June 04, 2007 | Monday
Microsoft: Assembling the Beatles of search?
By Jackie Danicki - Blogger in News |Search Engines |Google |Yahoo |Microsoft |Search Technology
I love it when geeks are referred to as “rock stars”. I’m glad I’m not the only one who reveres the thinkers and scientists who come up with the technologies that make our lives so much better and easier. I’m not sure how their groupies compare to the ones that actual rock stars get, but the gossip is generally more interesting than anything Fleet Street produces.

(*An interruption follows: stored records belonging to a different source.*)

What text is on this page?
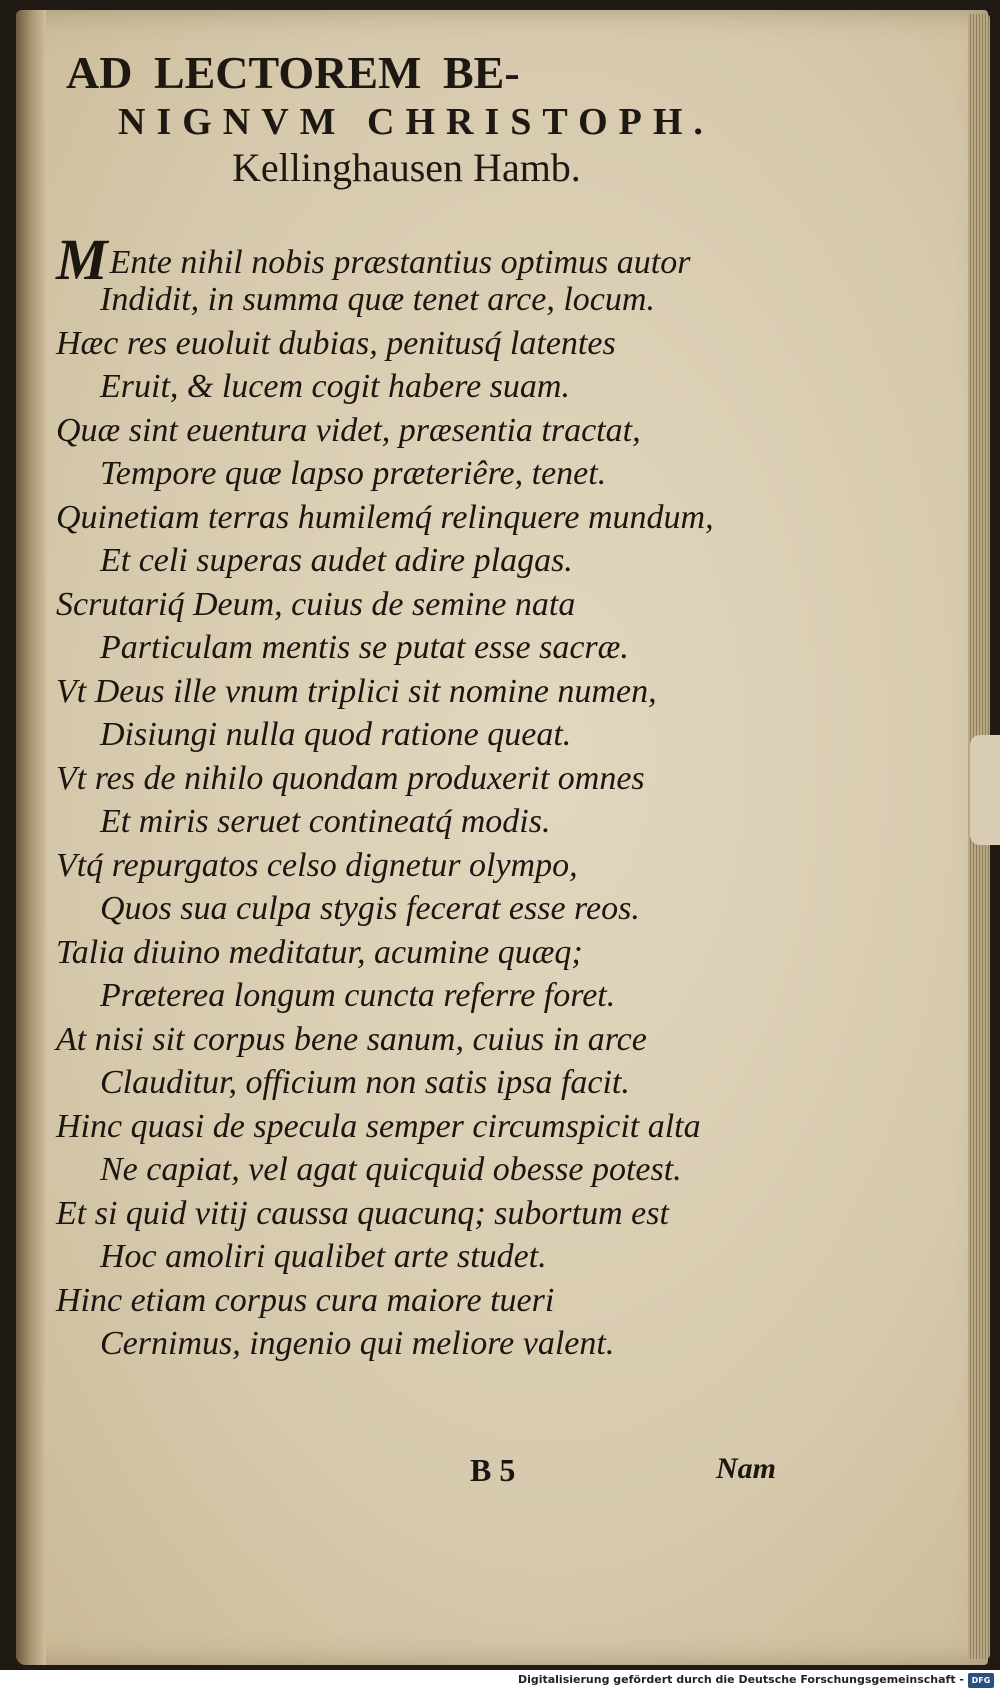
AD LECTOREM BE-
NIGNVM CHRISTOPH.
Kellinghausen Hamb.
MEnte nihil nobis præstantius optimus autor
Indidit, in summa quæ tenet arce, locum.
Hæc res euoluit dubias, penitusq́ latentes
Eruit, & lucem cogit habere suam.
Quæ sint euentura videt, præsentia tractat,
Tempore quæ lapso præteriêre, tenet.
Quinetiam terras humilemq́ relinquere mundum,
Et celi superas audet adire plagas.
Scrutariq́ Deum, cuius de semine nata
Particulam mentis se putat esse sacræ.
Vt Deus ille vnum triplici sit nomine numen,
Disiungi nulla quod ratione queat.
Vt res de nihilo quondam produxerit omnes
Et miris seruet contineatq́ modis.
Vtq́ repurgatos celso dignetur olympo,
Quos sua culpa stygis fecerat esse reos.
Talia diuino meditatur, acumine quæq;
Præterea longum cuncta referre foret.
At nisi sit corpus bene sanum, cuius in arce
Clauditur, officium non satis ipsa facit.
Hinc quasi de specula semper circumspicit alta
Ne capiat, vel agat quicquid obesse potest.
Et si quid vitij caussa quacunq; subortum est
Hoc amoliri qualibet arte studet.
Hinc etiam corpus cura maiore tueri
Cernimus, ingenio qui meliore valent.
B 5	Nam
Digitalisierung gefördert durch die Deutsche Forschungsgemeinschaft - DFG
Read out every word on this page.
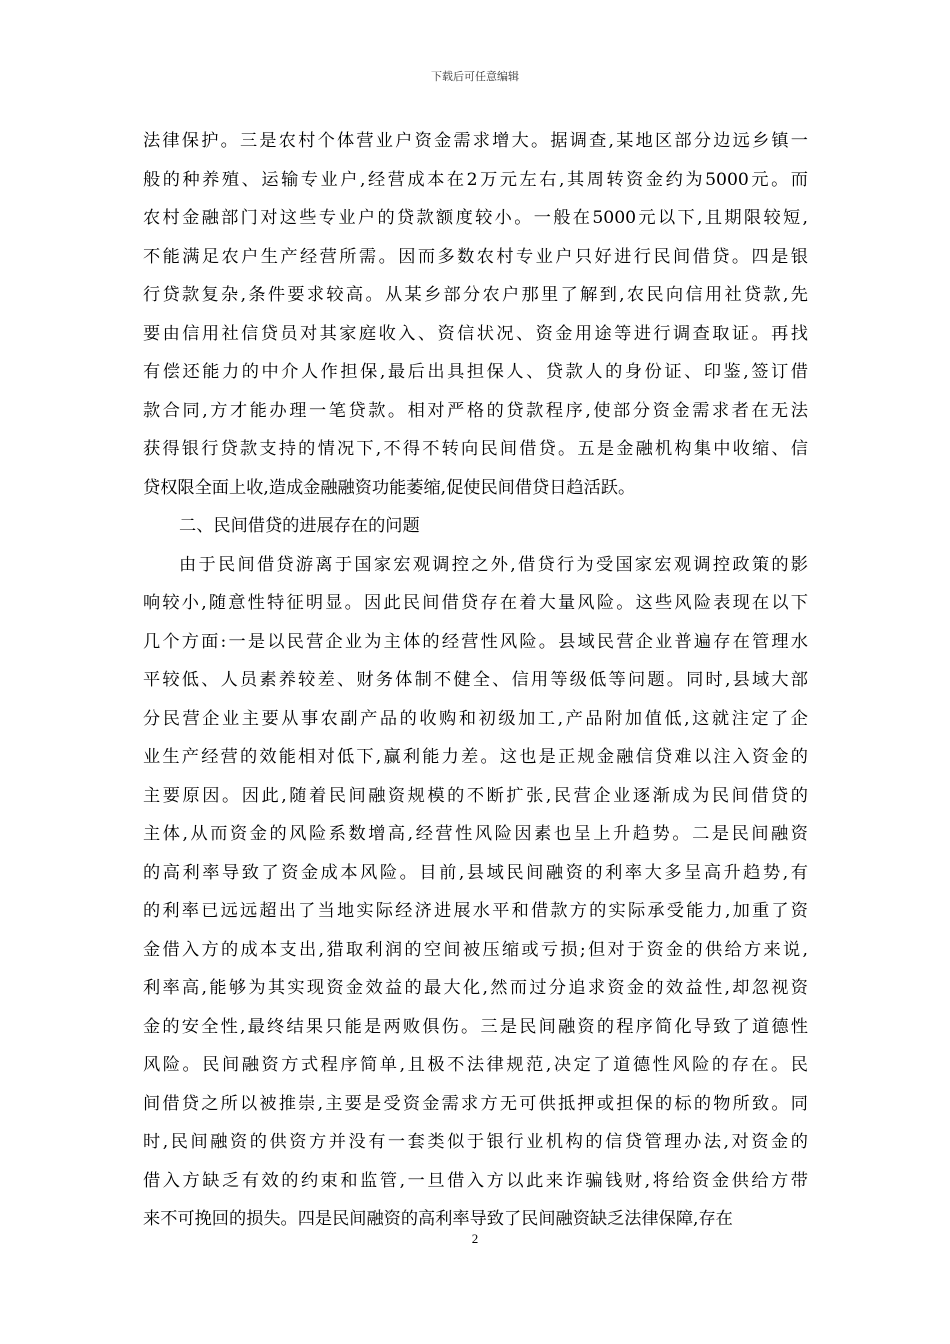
下载后可任意编辑
法律保护。三是农村个体营业户资金需求增大。据调查,某地区部分边远乡镇一
般的种养殖、运输专业户,经营成本在2万元左右,其周转资金约为5000元。而
农村金融部门对这些专业户的贷款额度较小。一般在5000元以下,且期限较短,
不能满足农户生产经营所需。因而多数农村专业户只好进行民间借贷。四是银
行贷款复杂,条件要求较高。从某乡部分农户那里了解到,农民向信用社贷款,先
要由信用社信贷员对其家庭收入、资信状况、资金用途等进行调查取证。再找
有偿还能力的中介人作担保,最后出具担保人、贷款人的身份证、印鉴,签订借
款合同,方才能办理一笔贷款。相对严格的贷款程序,使部分资金需求者在无法
获得银行贷款支持的情况下,不得不转向民间借贷。五是金融机构集中收缩、信
贷权限全面上收,造成金融融资功能萎缩,促使民间借贷日趋活跃。
二、民间借贷的进展存在的问题
由于民间借贷游离于国家宏观调控之外,借贷行为受国家宏观调控政策的影
响较小,随意性特征明显。因此民间借贷存在着大量风险。这些风险表现在以下
几个方面:一是以民营企业为主体的经营性风险。县域民营企业普遍存在管理水
平较低、人员素养较差、财务体制不健全、信用等级低等问题。同时,县域大部
分民营企业主要从事农副产品的收购和初级加工,产品附加值低,这就注定了企
业生产经营的效能相对低下,赢利能力差。这也是正规金融信贷难以注入资金的
主要原因。因此,随着民间融资规模的不断扩张,民营企业逐渐成为民间借贷的
主体,从而资金的风险系数增高,经营性风险因素也呈上升趋势。二是民间融资
的高利率导致了资金成本风险。目前,县域民间融资的利率大多呈高升趋势,有
的利率已远远超出了当地实际经济进展水平和借款方的实际承受能力,加重了资
金借入方的成本支出,猎取利润的空间被压缩或亏损;但对于资金的供给方来说,
利率高,能够为其实现资金效益的最大化,然而过分追求资金的效益性,却忽视资
金的安全性,最终结果只能是两败俱伤。三是民间融资的程序简化导致了道德性
风险。民间融资方式程序简单,且极不法律规范,决定了道德性风险的存在。民
间借贷之所以被推崇,主要是受资金需求方无可供抵押或担保的标的物所致。同
时,民间融资的供资方并没有一套类似于银行业机构的信贷管理办法,对资金的
借入方缺乏有效的约束和监管,一旦借入方以此来诈骗钱财,将给资金供给方带
来不可挽回的损失。四是民间融资的高利率导致了民间融资缺乏法律保障,存在
2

Mike Arrington at TechCrunch is reporting that Microsoft is trying to take its search technology to another level with a new breed of its own superstars:
Microsoft has gathered a team of twenty or more “rock star” developers who’ve been tasked at building their next generation search engine, a source has told us. The team, which supposedly came together recently, is based at Microsoft’s Silicon Valley headquarters in Mountain View. We have few details on their approach to the product, other than hearing that it is definitely a “horizontal” engine (so, it’s not limited to a specific vertical like images), and is “very cool.”
Microsoft moved Sanaz Ahari down to Silicon Valley to lead the project. Ahari was previously on the Live.com team, and was reportedly the youngest lead product manager in Microsoft history at 23. She was part of the core team that developed the start.com product, which was later renamed live.com.

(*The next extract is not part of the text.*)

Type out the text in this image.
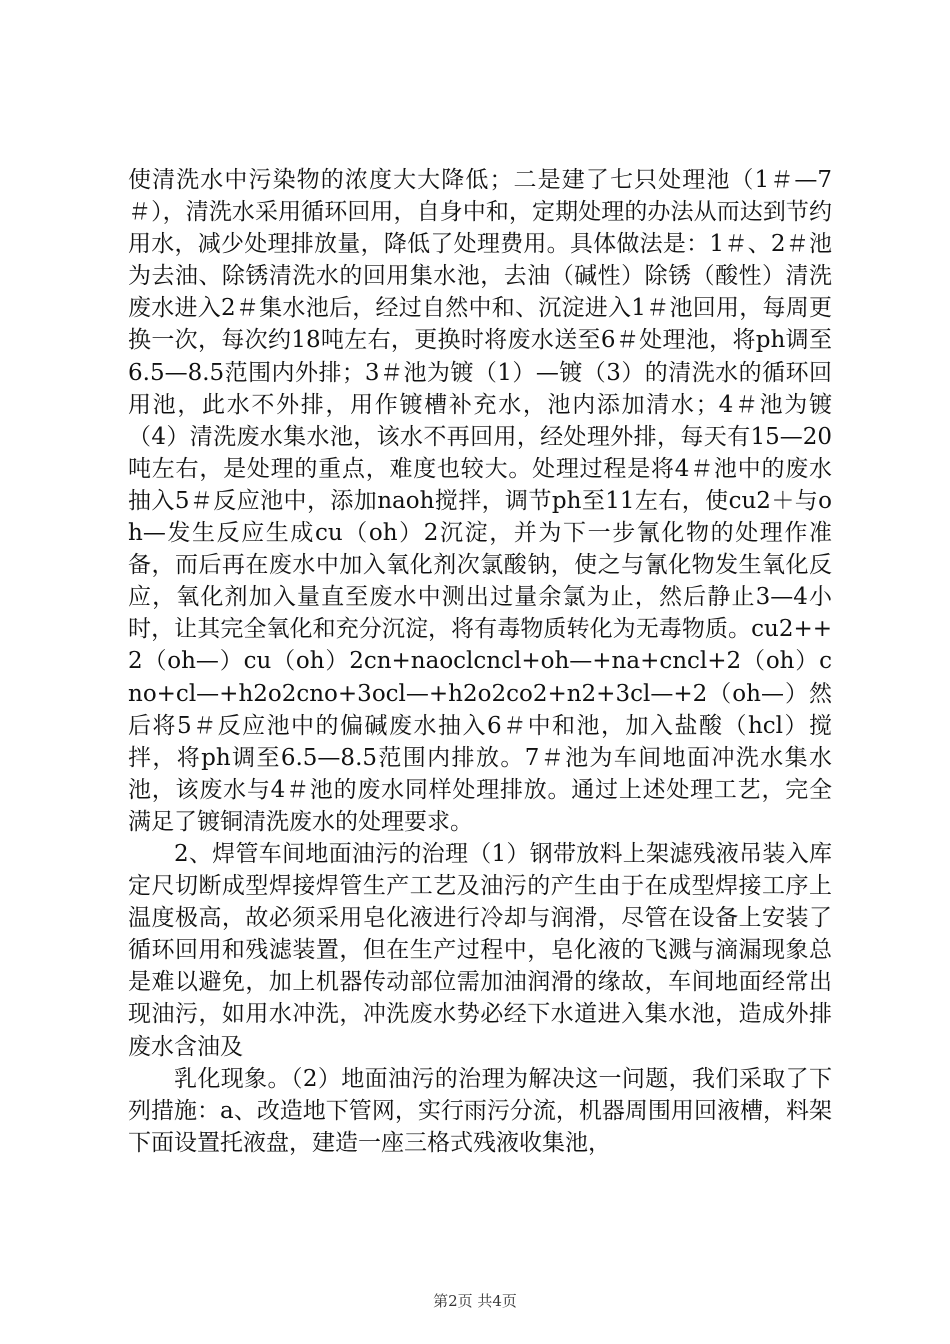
使清洗水中污染物的浓度大大降低；二是建了七只处理池（1＃—7＃），清洗水采用循环回用，自身中和，定期处理的办法从而达到节约用水，减少处理排放量，降低了处理费用。具体做法是：1＃、2＃池为去油、除锈清洗水的回用集水池，去油（碱性）除锈（酸性）清洗废水进入2＃集水池后，经过自然中和、沉淀进入1＃池回用，每周更换一次，每次约18吨左右，更换时将废水送至6＃处理池，将ph调至6.5—8.5范围内外排；3＃池为镀（1）—镀（3）的清洗水的循环回用池，此水不外排，用作镀槽补充水，池内添加清水；4＃池为镀（4）清洗废水集水池，该水不再回用，经处理外排，每天有15—20吨左右，是处理的重点，难度也较大。处理过程是将4＃池中的废水抽入5＃反应池中，添加naoh搅拌，调节ph至11左右，使cu2＋与oh—发生反应生成cu（oh）2沉淀，并为下一步氰化物的处理作准备，而后再在废水中加入氧化剂次氯酸钠，使之与氰化物发生氧化反应，氧化剂加入量直至废水中测出过量余氯为止，然后静止3—4小时，让其完全氧化和充分沉淀，将有毒物质转化为无毒物质。cu2++2（oh—）cu（oh）2cn+naoclcncl+oh—+na+cncl+2（oh）cno+cl—+h2o2cno+3ocl—+h2o2co2+n2+3cl—+2（oh—）然后将5＃反应池中的偏碱废水抽入6＃中和池，加入盐酸（hcl）搅拌，将ph调至6.5—8.5范围内排放。7＃池为车间地面冲洗水集水池，该废水与4＃池的废水同样处理排放。通过上述处理工艺，完全满足了镀铜清洗废水的处理要求。

2、焊管车间地面油污的治理（1）钢带放料上架滤残液吊装入库定尺切断成型焊接焊管生产工艺及油污的产生由于在成型焊接工序上温度极高，故必须采用皂化液进行冷却与润滑，尽管在设备上安装了循环回用和残滤装置，但在生产过程中，皂化液的飞溅与滴漏现象总是难以避免，加上机器传动部位需加油润滑的缘故，车间地面经常出现油污，如用水冲洗，冲洗废水势必经下水道进入集水池，造成外排废水含油及

乳化现象。（2）地面油污的治理为解决这一问题，我们采取了下列措施：a、改造地下管网，实行雨污分流，机器周围用回液槽，料架下面设置托液盘，建造一座三格式残液收集池，

第2页 共4页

Neither Sanaz Ahari nor Microsoft PR has responded to email enquiries for confirmation or more information.
This is good news for all customers - advertisers, agencies, and individuals who search: Microsoft is serious about being the best, and seems to be putting a great deal of its vast resources towards improving search for searchers and those whose businesses rely on search. You can bet that no matter how pretty Google might be sitting right now, they are not resting on their laurels, and will be upping their game accordingly.
Microsoft needs to identify what key thing is going to differentiate their search engine from Google’s - and the rest of the crowd’s for that matter, but like a lot of companies in a lot of sectors these days, Google is their main competition. Google was able to triumph over AltaVista (remember that?) back in the late 1990s because AltaVista was broken, and Google wasn’t plastered with intrusive, annoying ads. Google is not broken, and is still free of banners and buttons, so to take market share from them will require some major difference in Microsoft, something that makes a searcher say, “You know what? I’m using Microsoft this time,” and gets them to keep saying it.
Google is already being lambasted on the privacy issue (and, as of today, how their technology aids terrorists). Google does have areas of weakness, or perceived weakness, and it’s up to their competitors to capitalise on them.